Creo que nunca he sentido un miedo tan vivo como con esta película. Un miedo, además, a plena luz del día, sin las trampas y los sobresaltos de la noche. De repente, el Mediterráneo se oscureció y la playa dejó de ser un campo de sueños donde cualquier cosa estaba al alcance de mi mano. Desde la orilla miraba hacia el horizonte y a menudo confundía las boyas varadas o las velas de los barcos con ese monstruo marino. La idea de que esos dientes de sierra estuvieran nadando por el fondo de nuestra bahía me estuvo persiguiendo durante varios años.

Esta versión moderna de Moby Dick pertenece a ese reducido grupo de obras maestras del llamado género de terror. Un territorio escurridizo en el que el cine no siempre ha salido bien parado. La línea que divide el horror de lo grotesco es demasiado delgada. Pero Spielberg demostró una enorme soltura desde sus comienzos. Prueba de ello es aquel ensayo sobre el submundo de las carreteras y las persecuciones de coches que es El diablo sobre ruedas. Aunque con Tiburón va, sin lugar a dudas, un paso más allá. Yo la sitúo muy cerca de Los pájaros de Hitchcock. No solo en ambas está presente la vida en la costa y la furia de la naturaleza, también comparten el pulso narrativo y transmiten esa sensación de estar mostrando por primera vez un universo nuevo.

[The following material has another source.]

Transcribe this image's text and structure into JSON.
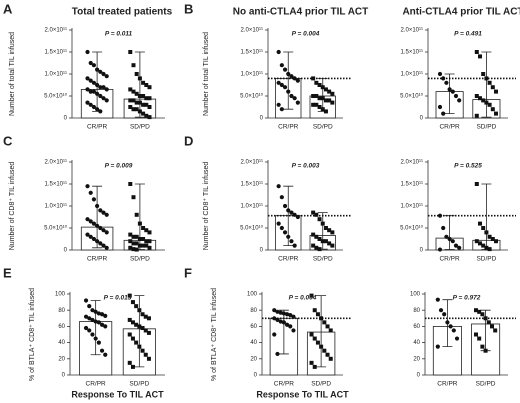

Hoy sabemos que Tiburón fue una de las cosas más extraordinarias que le sucedió a Hollywood en la década de los setenta. Supuso que las puertas del cielo se abrieran definitivamente para Spielberg y su imaginación comenzó a poblar la gran pantalla de personajes inolvidables. Somos millones en todo el planeta los que hemos crecido con Indiana Jones, Elliot y su amigo E.T., Peter Pan y el Capitán Garfio o los dinosaurios de Parque Jurásico. Creo que la clave de su éxito (ningún otro director ha sabido conectar tan bien con el público) se debe a que él nunca ha dejado de ser un niño, que a pesar de peinar canas y de sumar premios su mirada ha seguido instalada en el reino de la infancia.

Como cada año Tiburón vuelve a mi vida en vísperas del mes de julio. Por mucho que haya crecido no dejan de venirme a la cabeza imágenes de esa locura cinematográfica devorando el horizonte. Pero me temo que este será un verano muy diferente. Los nuevos brotes de coronavirus son una amenaza para la reapertura de fronteras y mi cita estival con la bahía de Águilas puede estar sentenciada. Empiezo a sentirme atrapado en esta isla de millones de metros cuadrados que es Estados Unidos.

Es todo muy confuso, como si esa criatura de Steven Spielberg hubiera abandonado el mar para instalarse en tierra firme. Los fantasmas también se hacen mayores y en ocasiones sobrepasan la pantalla.